Los espacios panorámicos es la apuesta de los bares porteños. Foto: Enrique Pesantes / VIAJAR

Los espacios panorámicos es la apuesta de los bares porteños. Foto: Enrique Pesantes / VIAJAR

Bares guayaquileños con lo más nuevo de la mixología

Alexander García. Redactor (I)

La decoración combina materiales industriales como el acero en dos paredes con la apariencia de cajoneras metálicas, el ladrillo rústico, mesas de mármol con sillas de madera y elementos decorativos antiguos con fotografías de impronta contemporánea.

Un piano de cola domina el área cubierta del bar-restaurante Vento, con un bar central, los ductos del aire visibles en el cielo raso y lámparas que cuelgan del techo y que derraman su luz sobre las mesas. El área exterior, una terraza o roof top en el último piso del edificio Xima, incluye pequeñas mesas, además de dos salas con grandes muebles, bajo pérgolas con plantas y enredaderas.

Vento, un tanto escondido en la terraza superior de un edificio de oficinas, es una de las propuestas novedosas en los bares del Gran Guayaquil. Contrasta con la creciente popularidad de Birra, en el mismo sector de La Puntilla, un local en la plaza del centro comercial Las Terrazas que apuntala su oferta en la cerveza artesanal.

En el centro de Guayaquil, marcan la tendencia bares ubicados en antiguas casonas del barrio patrimonial de Las Peñas, en las faldas del cerro Santa Ana y a orillas del Guayas, sobre la calle empedrada de la Numa Pompilio Llona.

Allí se encuentran sitios relativamente nuevos como Rayuela, que pondera un ambiente de intimidad e ilumina las mesas con candiles, o Diva Nicotina, mítico bar de la ciudad con cerca de 20 años de historia, escenario de bandas de rock y música alternativa. El cercano Puerto Santa Ana, con bares y restaurantes, es otro de los polos de crecimiento de actividad nocturna.

El estilo ecléctico marca la propuesta de Vento, que abrió sus puertas hace un año y medio. Pero lo que en verdad lo distingue es su ubicación sobre la azotea del edificio Xima, en el sector de La Puntilla (Samborondón), que ofrece la vista de ese sector del Guayaquil metropolitano y de los atardeceres sobre el propio Puerto Principal, con el sol ocultándose sobre los cerros de Los Ceibos.

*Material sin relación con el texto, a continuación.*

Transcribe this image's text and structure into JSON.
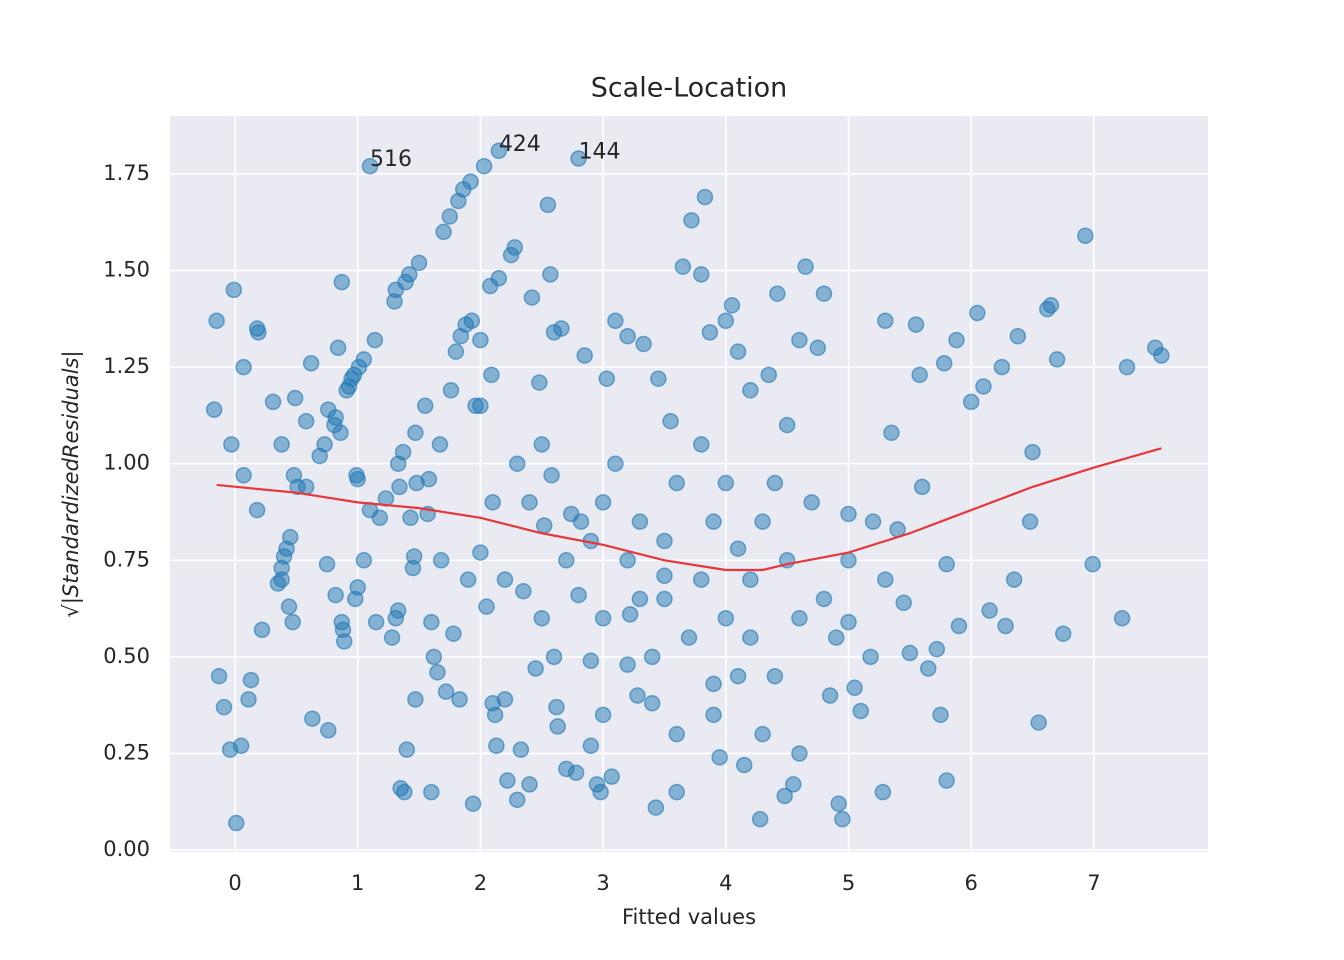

“Es un lugar para venir a disfrutar de la tarde y noche, luego de la oficina”, indicó Ángel Zambrano, administrador del bar, quien recomienda piqueos como los ‘springrolls’ de pato asado, tartaletas de salmón o lomo fino al grill con salsa de hongo.

Birra, con una decoración a base de afiches y fondos de barriles de cerveza, tiene solo nueve meses, pero se ha convertido en un punto de referencia gracias a su oferta de un centenar de marcas de cervezas artesanales ecuatorianas. “Entre las cervezas más pedidas está una conocida como la monja loca, una Golden Strong Ale de la casa Tres Monjes, rubia dorada con 9.9 grados de alcohol”, dice Ángel Rengel, capitán de servicio de Birra.

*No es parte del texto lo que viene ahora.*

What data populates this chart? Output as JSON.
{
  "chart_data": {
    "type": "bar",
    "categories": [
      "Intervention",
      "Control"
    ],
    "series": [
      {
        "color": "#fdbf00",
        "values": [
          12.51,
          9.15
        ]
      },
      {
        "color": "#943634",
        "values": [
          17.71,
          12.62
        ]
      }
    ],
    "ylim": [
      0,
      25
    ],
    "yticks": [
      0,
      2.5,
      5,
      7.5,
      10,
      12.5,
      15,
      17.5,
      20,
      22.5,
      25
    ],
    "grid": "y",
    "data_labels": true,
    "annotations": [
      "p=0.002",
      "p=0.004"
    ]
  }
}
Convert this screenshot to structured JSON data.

Las bebidas artesanales van desde 3 a 10.2 grados de alcohol. En la oferta gastronómica destacan las hamburguesas, una con maduro frito y mayonesa de tomate de árbol y otra variedad con costillas de cerdo deshuesadas.

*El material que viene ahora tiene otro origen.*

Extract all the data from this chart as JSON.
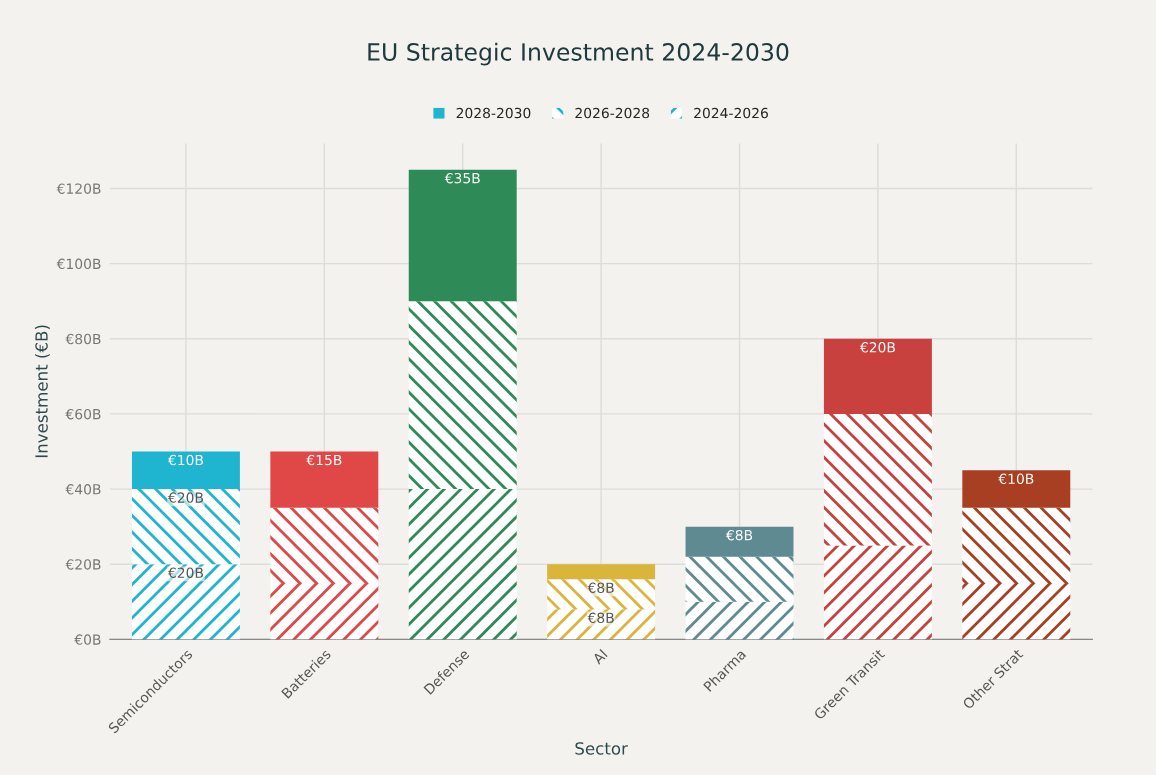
{
  "chart_data": {
    "type": "bar",
    "title": "EU Strategic Investment 2024-2030",
    "xlabel": "Sector",
    "ylabel": "Investment (€B)",
    "categories": [
      "Semiconductors",
      "Batteries",
      "Defense",
      "AI",
      "Pharma",
      "Green Transit",
      "Other Strat"
    ],
    "stacked": true,
    "grid": true,
    "legend": "top",
    "ylim": [
      0,
      132
    ],
    "yticks": [
      {
        "value": 0,
        "label": "€0B"
      },
      {
        "value": 20,
        "label": "€20B"
      },
      {
        "value": 40,
        "label": "€40B"
      },
      {
        "value": 60,
        "label": "€60B"
      },
      {
        "value": 80,
        "label": "€80B"
      },
      {
        "value": 100,
        "label": "€100B"
      },
      {
        "value": 120,
        "label": "€120B"
      }
    ],
    "series": [
      {
        "name": "2024-2026",
        "color": "#1fb5d0",
        "colors": [
          "#1fb5d0",
          "#e04848",
          "#2e8b57",
          "#d9b53b",
          "#5e8a92",
          "#c9413e",
          "#a83e22"
        ],
        "values": [
          20,
          15,
          40,
          8,
          10,
          25,
          15
        ],
        "value_labels": [
          "€20B",
          null,
          null,
          "€8B",
          null,
          null,
          null
        ]
      },
      {
        "name": "2026-2028",
        "color": "#1fb5d0",
        "colors": [
          "#1fb5d0",
          "#e04848",
          "#2e8b57",
          "#d9b53b",
          "#5e8a92",
          "#c9413e",
          "#a83e22"
        ],
        "values": [
          20,
          20,
          50,
          8,
          12,
          35,
          20
        ],
        "value_labels": [
          "€20B",
          null,
          null,
          "€8B",
          null,
          null,
          null
        ]
      },
      {
        "name": "2028-2030",
        "color": "#1fb5d0",
        "colors": [
          "#1fb5d0",
          "#e04848",
          "#2e8b57",
          "#d9b53b",
          "#5e8a92",
          "#c9413e",
          "#a83e22"
        ],
        "values": [
          10,
          15,
          35,
          4,
          8,
          20,
          10
        ],
        "value_labels": [
          "€10B",
          "€15B",
          "€35B",
          null,
          "€8B",
          "€20B",
          "€10B"
        ]
      }
    ]
  }
}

Rayuela, que cumplió cuatro años, es un bar homenaje a la obra del escritor argentino Julio Cortázar, a tono con Las Peñas, un barrio de artistas y bohemia. Los espejos en las paredes del salón constan frases de la novela experimental del argentino.

“Existe una cita aún sin hora ni fecha, para encontrarnos, yo ahí estaré puntual, no sé si tú”, se lee en un espejo sobre el ‘bartman’. “El concepto es de luz tenue, un ambiente romántico, un refugio para parejas, pero también para turistas que transitan por la calle Numa Pompilio”, indicó Javier Kayser, administrador del bar, ubicado en la casa patrimonial de la familia Avilés Hoheb.